Di saat yang sama manusia berkecendrungan melakukan perenungan, dengan cara mencoba menelusuri lintasan berfikirnya tentang Tuhan. Yang boleh jadi bagi kita perkara Tuhan adalah perkara nilai dan transendensi. Yang terdefenisikan dengan melihat ciptaanNya, atau boleh jadi dengan memperhatiakn aspek ada atau ketiadaan akan sesuatu yang mungkin tidak (di) adakan dengan sendirinya. Proposisi akan pengetahuan kita telah mengantarkan manusia pada relung “syubhat”. Ya, sebuah keraguan akan nilai dan eksistensi.

Pembelengguan akan hakekat diri manusia adalah sebuah kenscayaan akan sebuah eksistensi, sehingga Michel Foucalt menyebutnya “Episteme” yakni sesuatu yang tak terlihat di balik realitas. Dan bagi para pencari Tuhan tentu haruslah berterima kasih dengan konsep tersebut, sebab dengan manusia mampu menerima suatu hakekat kebenaran tanpa kebenaran realitas, itulah yang saya sebut dengan (keyakinan).

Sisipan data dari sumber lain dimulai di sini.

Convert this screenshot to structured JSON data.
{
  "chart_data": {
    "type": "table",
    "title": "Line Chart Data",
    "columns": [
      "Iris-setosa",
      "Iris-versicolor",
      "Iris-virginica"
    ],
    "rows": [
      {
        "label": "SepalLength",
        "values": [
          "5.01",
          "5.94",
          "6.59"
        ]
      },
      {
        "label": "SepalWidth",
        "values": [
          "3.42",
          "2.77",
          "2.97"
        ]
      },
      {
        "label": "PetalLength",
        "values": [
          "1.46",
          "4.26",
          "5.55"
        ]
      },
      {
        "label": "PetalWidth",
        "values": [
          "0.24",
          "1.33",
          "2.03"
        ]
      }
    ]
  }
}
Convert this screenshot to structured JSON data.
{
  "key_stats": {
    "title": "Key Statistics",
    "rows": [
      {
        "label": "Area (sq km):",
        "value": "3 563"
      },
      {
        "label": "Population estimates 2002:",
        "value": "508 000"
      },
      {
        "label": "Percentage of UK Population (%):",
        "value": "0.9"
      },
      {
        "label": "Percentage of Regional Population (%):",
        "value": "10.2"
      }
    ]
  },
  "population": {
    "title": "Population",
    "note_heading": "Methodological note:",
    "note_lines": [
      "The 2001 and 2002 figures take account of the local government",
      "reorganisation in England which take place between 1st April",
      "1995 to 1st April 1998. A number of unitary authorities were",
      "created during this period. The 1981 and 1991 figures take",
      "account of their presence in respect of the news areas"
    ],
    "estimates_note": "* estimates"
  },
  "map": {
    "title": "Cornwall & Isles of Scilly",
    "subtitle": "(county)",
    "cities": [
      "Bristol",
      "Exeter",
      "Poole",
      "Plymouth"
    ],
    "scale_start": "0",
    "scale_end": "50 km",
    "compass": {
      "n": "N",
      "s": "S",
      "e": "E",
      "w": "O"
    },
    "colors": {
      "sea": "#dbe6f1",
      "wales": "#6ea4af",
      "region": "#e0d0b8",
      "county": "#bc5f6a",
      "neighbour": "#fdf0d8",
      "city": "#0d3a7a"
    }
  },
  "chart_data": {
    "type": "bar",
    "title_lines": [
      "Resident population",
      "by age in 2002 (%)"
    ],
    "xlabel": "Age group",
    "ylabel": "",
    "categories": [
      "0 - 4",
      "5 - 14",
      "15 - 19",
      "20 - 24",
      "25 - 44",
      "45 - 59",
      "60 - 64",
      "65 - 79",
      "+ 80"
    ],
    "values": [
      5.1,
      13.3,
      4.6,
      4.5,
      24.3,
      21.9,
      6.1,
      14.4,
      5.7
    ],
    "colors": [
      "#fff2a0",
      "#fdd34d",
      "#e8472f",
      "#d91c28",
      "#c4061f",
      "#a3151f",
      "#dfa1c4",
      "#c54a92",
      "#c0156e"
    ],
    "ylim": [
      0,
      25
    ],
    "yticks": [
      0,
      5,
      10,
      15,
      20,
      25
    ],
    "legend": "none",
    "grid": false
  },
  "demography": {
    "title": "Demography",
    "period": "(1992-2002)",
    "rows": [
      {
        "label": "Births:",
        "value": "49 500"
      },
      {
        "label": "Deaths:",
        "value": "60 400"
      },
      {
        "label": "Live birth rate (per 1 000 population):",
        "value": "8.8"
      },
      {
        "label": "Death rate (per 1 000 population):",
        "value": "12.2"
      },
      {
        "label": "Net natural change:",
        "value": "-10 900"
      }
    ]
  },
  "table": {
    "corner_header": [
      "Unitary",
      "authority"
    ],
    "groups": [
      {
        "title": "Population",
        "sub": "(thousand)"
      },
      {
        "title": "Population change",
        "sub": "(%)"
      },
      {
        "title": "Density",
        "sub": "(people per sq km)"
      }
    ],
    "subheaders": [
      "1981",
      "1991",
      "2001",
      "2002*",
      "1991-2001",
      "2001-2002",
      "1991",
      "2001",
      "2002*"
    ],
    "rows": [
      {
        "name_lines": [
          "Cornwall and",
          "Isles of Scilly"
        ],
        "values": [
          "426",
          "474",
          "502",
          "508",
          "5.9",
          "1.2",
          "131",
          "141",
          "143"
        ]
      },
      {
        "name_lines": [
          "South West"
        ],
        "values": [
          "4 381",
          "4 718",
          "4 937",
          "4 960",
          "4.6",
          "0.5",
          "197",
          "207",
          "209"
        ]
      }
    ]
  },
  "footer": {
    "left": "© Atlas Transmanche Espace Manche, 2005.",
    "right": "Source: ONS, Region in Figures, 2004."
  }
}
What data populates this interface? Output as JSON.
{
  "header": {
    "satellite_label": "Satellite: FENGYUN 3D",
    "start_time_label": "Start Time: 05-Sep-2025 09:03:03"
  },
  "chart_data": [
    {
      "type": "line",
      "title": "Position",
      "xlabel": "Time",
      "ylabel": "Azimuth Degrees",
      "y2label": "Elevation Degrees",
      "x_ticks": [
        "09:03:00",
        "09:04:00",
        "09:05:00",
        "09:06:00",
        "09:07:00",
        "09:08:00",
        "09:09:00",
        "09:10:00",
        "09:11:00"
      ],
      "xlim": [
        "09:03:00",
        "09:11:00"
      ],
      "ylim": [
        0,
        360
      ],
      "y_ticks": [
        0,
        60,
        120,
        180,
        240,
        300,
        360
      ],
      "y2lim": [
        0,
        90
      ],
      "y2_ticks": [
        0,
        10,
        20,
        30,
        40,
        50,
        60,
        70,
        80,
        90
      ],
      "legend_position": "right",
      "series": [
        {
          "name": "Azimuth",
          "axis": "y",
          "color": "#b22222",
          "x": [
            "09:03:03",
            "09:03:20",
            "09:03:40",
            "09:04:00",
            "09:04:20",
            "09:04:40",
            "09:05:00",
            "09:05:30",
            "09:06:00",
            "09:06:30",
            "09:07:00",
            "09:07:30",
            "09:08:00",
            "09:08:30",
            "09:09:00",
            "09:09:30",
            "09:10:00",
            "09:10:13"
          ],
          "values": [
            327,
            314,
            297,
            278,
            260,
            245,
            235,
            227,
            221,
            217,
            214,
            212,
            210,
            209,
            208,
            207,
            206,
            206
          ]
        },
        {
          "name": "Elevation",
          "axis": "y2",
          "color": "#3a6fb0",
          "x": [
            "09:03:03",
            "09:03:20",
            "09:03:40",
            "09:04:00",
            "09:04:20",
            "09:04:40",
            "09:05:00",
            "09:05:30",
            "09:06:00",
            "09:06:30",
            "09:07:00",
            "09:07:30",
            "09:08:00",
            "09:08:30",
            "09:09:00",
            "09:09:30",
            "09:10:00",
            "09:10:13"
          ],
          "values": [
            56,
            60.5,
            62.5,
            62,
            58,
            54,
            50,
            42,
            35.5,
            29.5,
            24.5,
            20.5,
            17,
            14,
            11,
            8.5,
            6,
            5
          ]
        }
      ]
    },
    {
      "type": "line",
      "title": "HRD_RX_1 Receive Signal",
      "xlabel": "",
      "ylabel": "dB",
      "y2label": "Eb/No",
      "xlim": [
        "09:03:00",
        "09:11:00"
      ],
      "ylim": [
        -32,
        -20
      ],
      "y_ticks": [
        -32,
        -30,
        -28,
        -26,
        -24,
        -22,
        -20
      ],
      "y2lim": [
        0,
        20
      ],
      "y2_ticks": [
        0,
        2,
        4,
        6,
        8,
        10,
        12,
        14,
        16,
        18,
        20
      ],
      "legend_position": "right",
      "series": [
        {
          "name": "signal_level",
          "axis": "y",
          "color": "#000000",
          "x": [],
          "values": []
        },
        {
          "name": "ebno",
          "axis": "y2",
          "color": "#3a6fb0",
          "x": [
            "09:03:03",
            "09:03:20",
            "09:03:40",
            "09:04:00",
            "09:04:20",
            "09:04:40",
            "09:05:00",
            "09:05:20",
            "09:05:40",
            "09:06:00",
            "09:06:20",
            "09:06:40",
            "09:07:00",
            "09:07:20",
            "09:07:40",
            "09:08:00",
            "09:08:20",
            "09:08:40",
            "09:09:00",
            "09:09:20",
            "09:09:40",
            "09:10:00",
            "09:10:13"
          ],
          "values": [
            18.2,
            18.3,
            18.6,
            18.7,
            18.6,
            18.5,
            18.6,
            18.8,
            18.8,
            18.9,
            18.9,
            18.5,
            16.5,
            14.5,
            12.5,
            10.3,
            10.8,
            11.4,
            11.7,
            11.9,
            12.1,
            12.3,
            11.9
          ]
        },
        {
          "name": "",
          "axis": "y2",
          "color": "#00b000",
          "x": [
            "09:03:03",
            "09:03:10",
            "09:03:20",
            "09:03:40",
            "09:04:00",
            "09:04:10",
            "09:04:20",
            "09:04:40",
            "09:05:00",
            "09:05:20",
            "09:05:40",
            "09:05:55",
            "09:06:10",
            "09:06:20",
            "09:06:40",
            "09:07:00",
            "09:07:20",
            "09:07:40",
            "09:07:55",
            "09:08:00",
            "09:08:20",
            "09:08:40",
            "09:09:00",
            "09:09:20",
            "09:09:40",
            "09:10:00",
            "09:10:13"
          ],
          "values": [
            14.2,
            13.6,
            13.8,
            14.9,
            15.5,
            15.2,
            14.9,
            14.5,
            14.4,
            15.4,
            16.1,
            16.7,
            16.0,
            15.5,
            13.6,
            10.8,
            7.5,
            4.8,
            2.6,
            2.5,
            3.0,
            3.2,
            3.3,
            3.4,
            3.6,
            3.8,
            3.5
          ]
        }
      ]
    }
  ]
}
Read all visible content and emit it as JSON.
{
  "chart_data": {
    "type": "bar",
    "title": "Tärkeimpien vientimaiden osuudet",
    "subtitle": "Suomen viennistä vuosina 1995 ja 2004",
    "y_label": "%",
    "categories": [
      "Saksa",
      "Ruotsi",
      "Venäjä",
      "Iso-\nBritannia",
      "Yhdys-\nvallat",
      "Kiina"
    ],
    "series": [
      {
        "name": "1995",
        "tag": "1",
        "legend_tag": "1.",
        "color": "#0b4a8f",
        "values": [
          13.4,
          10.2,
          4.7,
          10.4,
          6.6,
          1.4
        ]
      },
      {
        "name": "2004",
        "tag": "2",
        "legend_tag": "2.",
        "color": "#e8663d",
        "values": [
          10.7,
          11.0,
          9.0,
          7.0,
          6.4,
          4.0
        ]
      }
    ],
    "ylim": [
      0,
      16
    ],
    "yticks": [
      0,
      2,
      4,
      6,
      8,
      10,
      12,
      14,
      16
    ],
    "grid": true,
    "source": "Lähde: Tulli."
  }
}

Sehingga mencermati sebuah hakekat (diri) sebagai manifestasiakan nilai eksistensi bukan tidak mungkin akan melahirkan sejarah baru dalam kedudukan Tuhan (yang tak Nampak) dengan manusia yang bergelut dalam realitas. Ada perbedaan antara kepercayaan kepada seperangkat proposisi dengan keimanan yang memampukan kita menaruh keyakinan akan kebenaran proposisi-proposisi itu. Secara implisit, kita percaya Tuhan itu ada; bahkan seseorang kristiani juga beriman kepada kehadiran sejati Kristus dalam Ekaristi, kepada kebenaran sakramen, kepada kemungkinan keabadian neraka, dan kepada realitas objektif peleburan dosa atau penghapusan dosa manusia dalam kehidupannya.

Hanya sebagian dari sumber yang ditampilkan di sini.